Review: Constantine: The Hellblazer #2
Story:
“Somebody is killing the only friends John has: the ghosts that haunt him! How can you kill what’s already dead? John is going to find out and make this adversary pay!”
Read more about this issue on Goodreads.
Review:
I love it when magic and the occult are on the edge of society as feelings and actions you can’t explain and don’t want to delve too deeply into because you’re scared of what you might find. And I love it when you have that character who understands and jumps in anyway. Walks among the monsters. It’s all so creepy and I love it.
This issue we get some of the rules explained and they seem like pretty obvious stuff but you can’t take anything for granted when it comes to fantasy universes. So ghosts are echoes of the people who died and so they themselves as echoes can’t die. And this gets explained in a very entertaining way as the ghosts flee as a way of showing how much they trust Constantine (if they’re haunting him I guess he’s the one that got them killed or who they blame for it at least).
So he decides to force the issue and travels around the city collecting objects of power and walking through haunted places picking up a trail of ghosts as he goes.

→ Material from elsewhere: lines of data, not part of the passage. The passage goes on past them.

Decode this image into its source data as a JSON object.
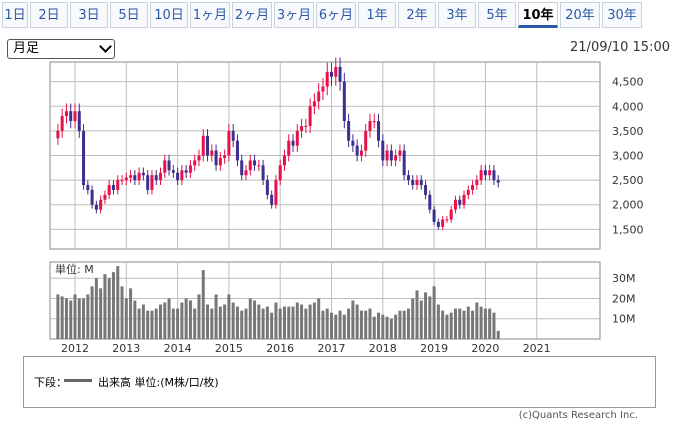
{
  "tabs": [
    {
      "label": "1日",
      "active": false
    },
    {
      "label": "2日",
      "active": false
    },
    {
      "label": "3日",
      "active": false
    },
    {
      "label": "5日",
      "active": false
    },
    {
      "label": "10日",
      "active": false
    },
    {
      "label": "1ヶ月",
      "active": false
    },
    {
      "label": "2ヶ月",
      "active": false
    },
    {
      "label": "3ヶ月",
      "active": false
    },
    {
      "label": "6ヶ月",
      "active": false
    },
    {
      "label": "1年",
      "active": false
    },
    {
      "label": "2年",
      "active": false
    },
    {
      "label": "3年",
      "active": false
    },
    {
      "label": "5年",
      "active": false
    },
    {
      "label": "10年",
      "active": true
    },
    {
      "label": "20年",
      "active": false
    },
    {
      "label": "30年",
      "active": false
    }
  ],
  "period_select": {
    "value": "月足"
  },
  "timestamp": "21/09/10 15:00",
  "legend": {
    "prefix": "下段：",
    "text": "出来高 単位:(M株/口/枚)"
  },
  "copyright": "(c)Quants Research Inc.",
  "colors": {
    "up": "#e8104a",
    "down": "#3b2f8f",
    "volume": "#777777",
    "grid": "#bdbdbd"
  },
  "chart_data": [
    {
      "type": "candlestick",
      "title": "",
      "xlabel": "",
      "ylabel": "",
      "x_ticks": [
        "2012",
        "2013",
        "2014",
        "2015",
        "2016",
        "2017",
        "2018",
        "2019",
        "2020",
        "2021"
      ],
      "y_ticks": [
        "1,500",
        "2,000",
        "2,500",
        "3,000",
        "3,500",
        "4,000",
        "4,500"
      ],
      "y_tick_values": [
        1500,
        2000,
        2500,
        3000,
        3500,
        4000,
        4500
      ],
      "ylim": [
        1100,
        4900
      ],
      "start": "2011-09",
      "closes": [
        3500,
        3800,
        3900,
        3700,
        3900,
        3500,
        2400,
        2300,
        2000,
        1900,
        2100,
        2200,
        2400,
        2300,
        2500,
        2500,
        2550,
        2600,
        2500,
        2650,
        2600,
        2300,
        2600,
        2500,
        2650,
        2900,
        2700,
        2650,
        2500,
        2700,
        2650,
        2800,
        2900,
        3000,
        3400,
        3000,
        3100,
        2800,
        2950,
        3000,
        3500,
        3300,
        2900,
        2600,
        2700,
        2900,
        2800,
        2800,
        2500,
        2200,
        2000,
        2500,
        2800,
        3000,
        3300,
        3200,
        3500,
        3600,
        3600,
        4000,
        4100,
        4300,
        4400,
        4700,
        4600,
        4800,
        4500,
        3700,
        3300,
        3200,
        3000,
        3100,
        3500,
        3700,
        3700,
        3300,
        2900,
        3100,
        2900,
        3000,
        3100,
        2600,
        2500,
        2400,
        2500,
        2400,
        2200,
        1900,
        1650,
        1550,
        1700,
        1700,
        1900,
        2100,
        2000,
        2200,
        2300,
        2400,
        2500,
        2700,
        2600,
        2700,
        2500,
        2450
      ],
      "volume": {
        "ylabel": "単位: M",
        "y_ticks": [
          "10M",
          "20M",
          "30M"
        ],
        "y_tick_values": [
          10,
          20,
          30
        ],
        "ylim": [
          0,
          38
        ],
        "values": [
          22,
          21,
          20,
          19,
          22,
          20,
          20,
          22,
          26,
          30,
          25,
          32,
          30,
          33,
          36,
          26,
          20,
          25,
          19,
          15,
          17,
          14,
          14,
          15,
          17,
          18,
          20,
          15,
          15,
          18,
          20,
          19,
          15,
          22,
          34,
          17,
          15,
          22,
          16,
          17,
          22,
          18,
          16,
          14,
          15,
          20,
          19,
          17,
          15,
          16,
          13,
          18,
          15,
          16,
          16,
          16,
          18,
          17,
          15,
          17,
          18,
          20,
          14,
          15,
          13,
          12,
          14,
          12,
          15,
          19,
          17,
          14,
          14,
          15,
          11,
          13,
          12,
          11,
          10,
          12,
          14,
          14,
          15,
          20,
          24,
          19,
          23,
          21,
          26,
          17,
          14,
          12,
          13,
          15,
          15,
          14,
          16,
          14,
          18,
          16,
          15,
          15,
          13,
          4
        ]
      }
    }
  ]
}
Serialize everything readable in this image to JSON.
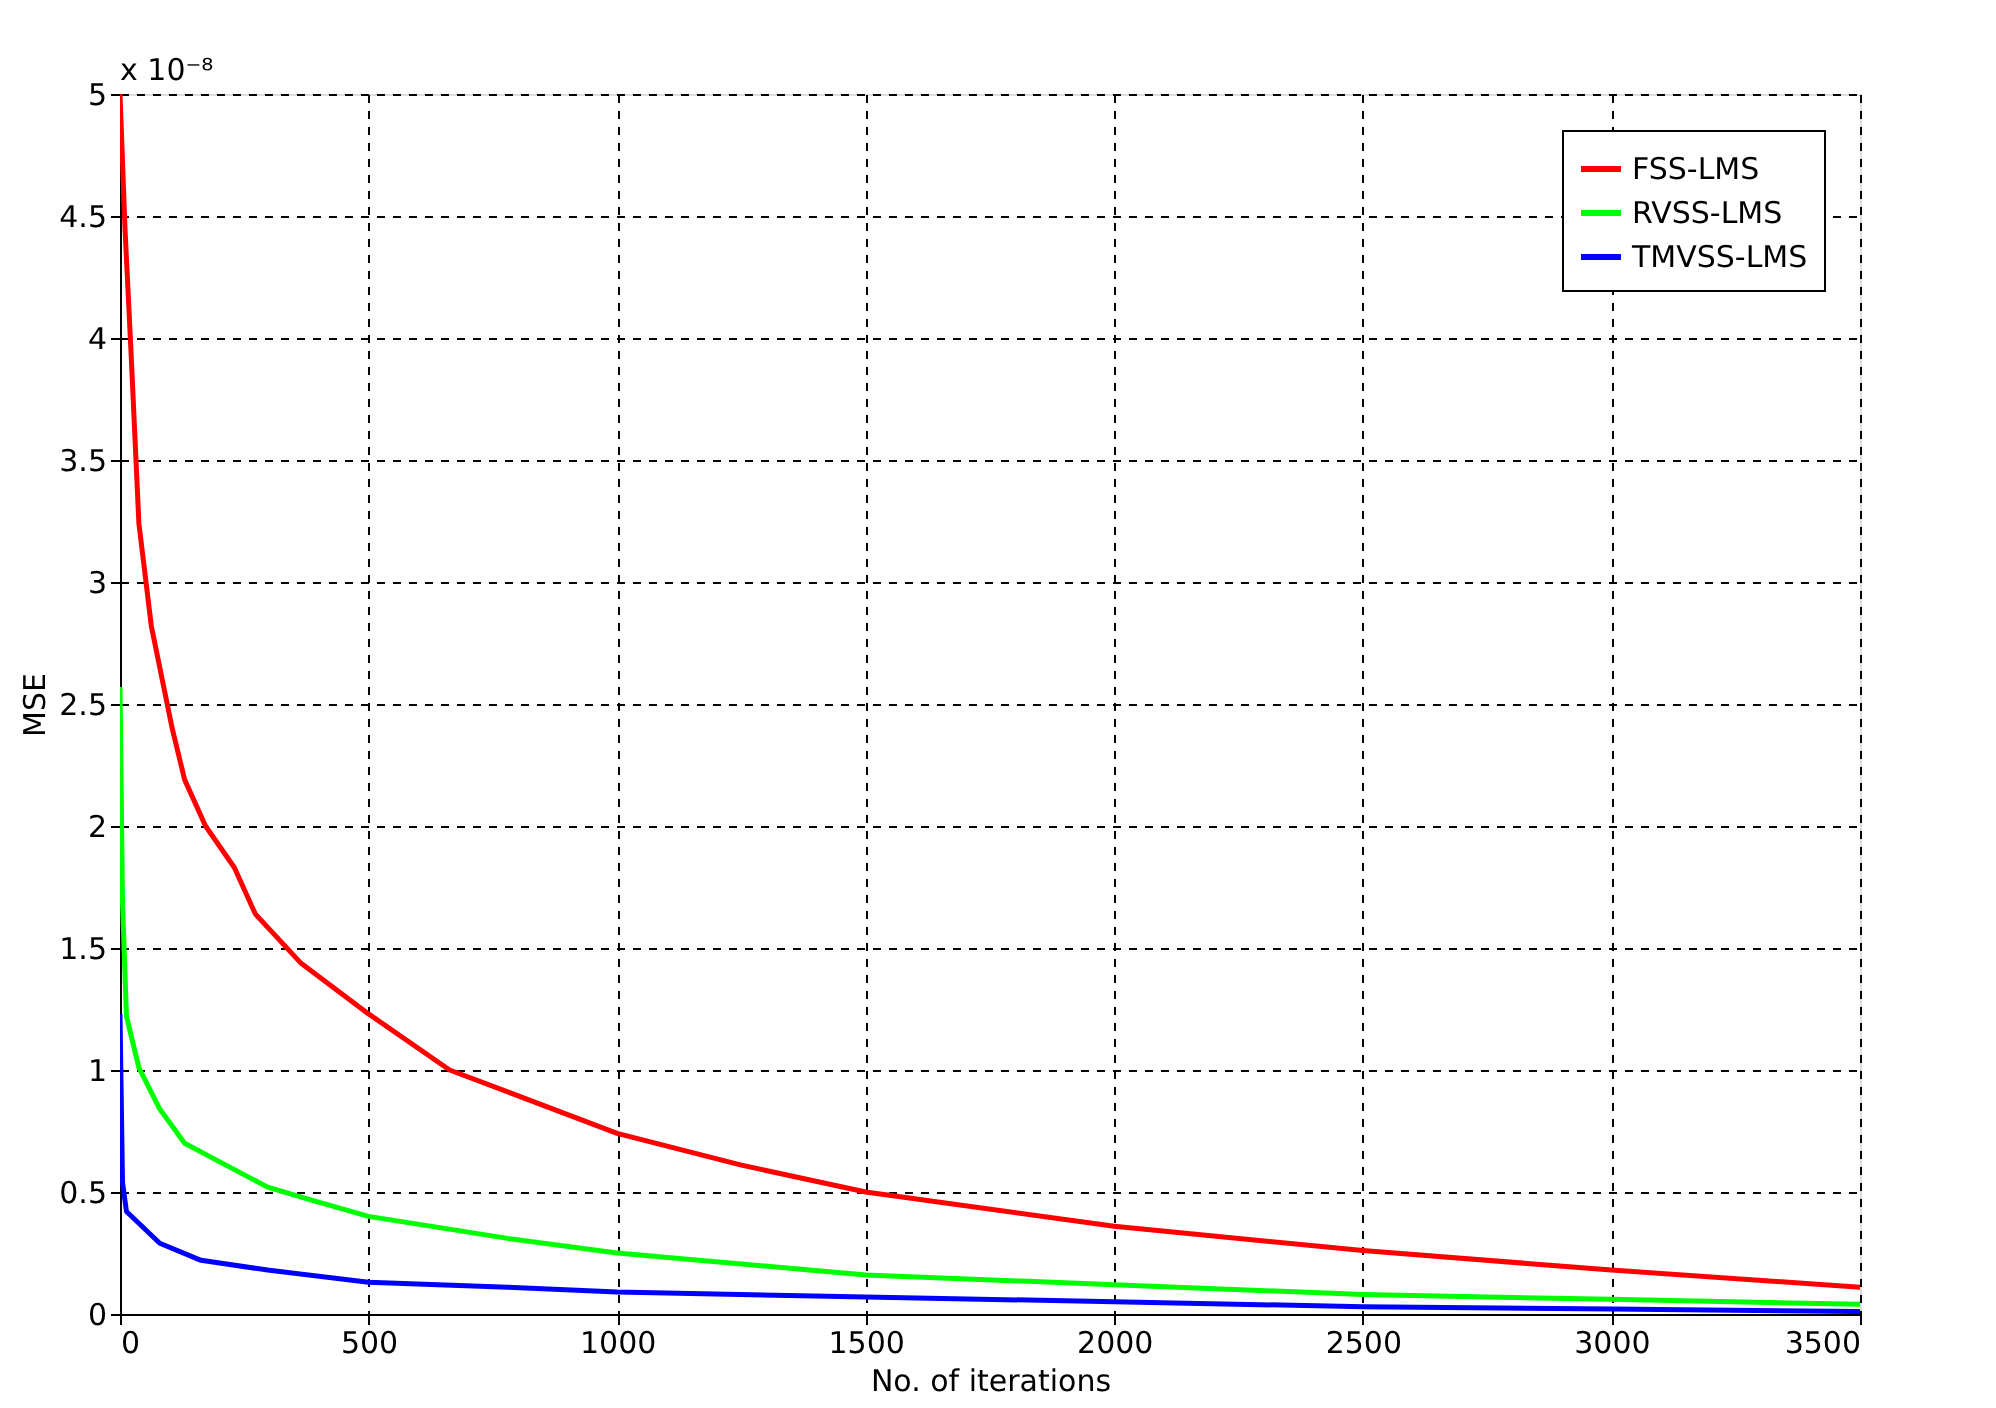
{
  "chart_data": {
    "type": "line",
    "xlabel": "No. of iterations",
    "ylabel": "MSE",
    "annotations": [
      "x 10⁻⁸"
    ],
    "xlim": [
      0,
      3500
    ],
    "xticks": [
      0,
      500,
      1000,
      1500,
      2000,
      2500,
      3000,
      3500
    ],
    "ylim": [
      0,
      5
    ],
    "yticks": [
      0,
      0.5,
      1,
      1.5,
      2,
      2.5,
      3,
      3.5,
      4,
      4.5,
      5
    ],
    "grid": true,
    "legend": "top right",
    "line_style": "solid",
    "marker": "none",
    "series": [
      {
        "name": "FSS-LMS",
        "color": "#ff0000",
        "x": [
          0,
          10,
          22,
          38,
          63,
          105,
          130,
          172,
          230,
          272,
          363,
          500,
          663,
          780,
          1000,
          1250,
          1500,
          2000,
          2500,
          3000,
          3500
        ],
        "values": [
          5,
          4.45,
          3.95,
          3.24,
          2.82,
          2.4,
          2.19,
          2.0,
          1.83,
          1.64,
          1.44,
          1.23,
          1.0,
          0.91,
          0.74,
          0.61,
          0.5,
          0.36,
          0.26,
          0.18,
          0.11
        ]
      },
      {
        "name": "RVSS-LMS",
        "color": "#00ff00",
        "x": [
          0,
          5,
          13,
          38,
          80,
          130,
          213,
          297,
          380,
          500,
          780,
          1000,
          1500,
          2000,
          2500,
          3000,
          3500
        ],
        "values": [
          2.57,
          1.69,
          1.22,
          1.01,
          0.84,
          0.7,
          0.61,
          0.52,
          0.47,
          0.4,
          0.31,
          0.25,
          0.16,
          0.12,
          0.08,
          0.06,
          0.04
        ]
      },
      {
        "name": "TMVSS-LMS",
        "color": "#0000ff",
        "x": [
          0,
          5,
          13,
          80,
          163,
          297,
          500,
          780,
          1000,
          1500,
          2000,
          2500,
          3000,
          3500
        ],
        "values": [
          1.23,
          0.54,
          0.42,
          0.29,
          0.22,
          0.18,
          0.13,
          0.11,
          0.09,
          0.07,
          0.05,
          0.03,
          0.02,
          0.01
        ]
      }
    ]
  }
}
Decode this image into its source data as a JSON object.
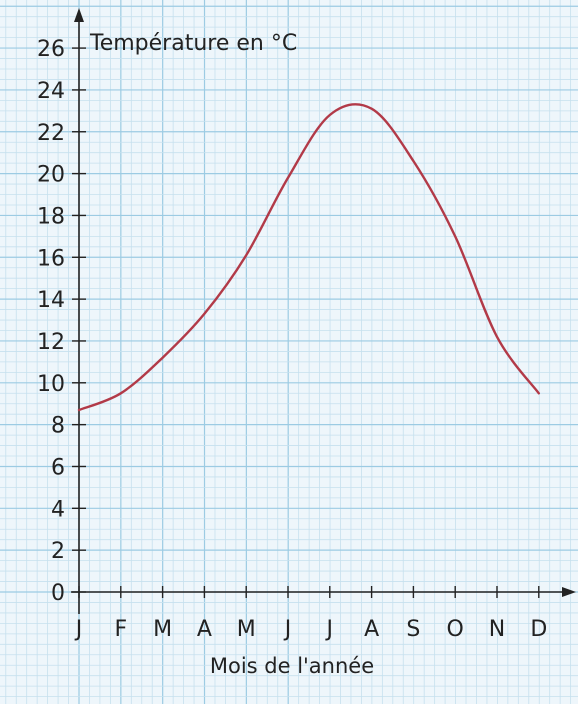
{
  "chart_data": {
    "type": "line",
    "ylabel": "Température en °C",
    "xlabel": "Mois de l'année",
    "categories": [
      "J",
      "F",
      "M",
      "A",
      "M",
      "J",
      "J",
      "A",
      "S",
      "O",
      "N",
      "D"
    ],
    "yticks": [
      0,
      2,
      4,
      6,
      8,
      10,
      12,
      14,
      16,
      18,
      20,
      22,
      24,
      26
    ],
    "ylim": [
      0,
      27
    ],
    "grid": true,
    "series": [
      {
        "values": [
          8.7,
          9.5,
          11.2,
          13.3,
          16.1,
          19.8,
          22.8,
          23.1,
          20.6,
          17.0,
          12.2,
          9.5
        ],
        "color": "#b23a48"
      }
    ],
    "colors": {
      "background": "#eef6fb",
      "grid_minor": "#c6e0ee",
      "grid_major": "#9ccbe3",
      "axis": "#222222"
    }
  }
}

It’s a series of pages with very minimal dialogue. His narration tells the story of the people who died in these places and it’s genuinely creepy. The house at the beginning that he calls a thin place gives me shivers.
Gary who seems to be the main ghost that haunts him continually tells him that he should stop and it’s a bad idea. But Constantine is so confident by the end of his power and ghost collecting that you’re confident with him. The heroes always win and he won pretty effortlessly last issue. But there’s still that little bit of unease because the ghosts are scared of something. It makes what happens all the more powerful. And even if ghosts aren’t the actual person who died (as he insists) and only echoes they’ve still been with him for years.
The cover is again a symbol of what you’re getting inside which is always my favourite way they do covers. I never like art pulled straight from the panels. I always like it a little bit more symbolic.
This is such a good issue that I might buy it digitally so I can read it again and again without damaging my physical copy. I love how the magic works and the thin places and the horror of everything. The creepy characters he meets and his narration. It all works for me. I can’t think of a criticism. It sparks my imagination and that’s the best praise I can give it. I want to tell stories this good.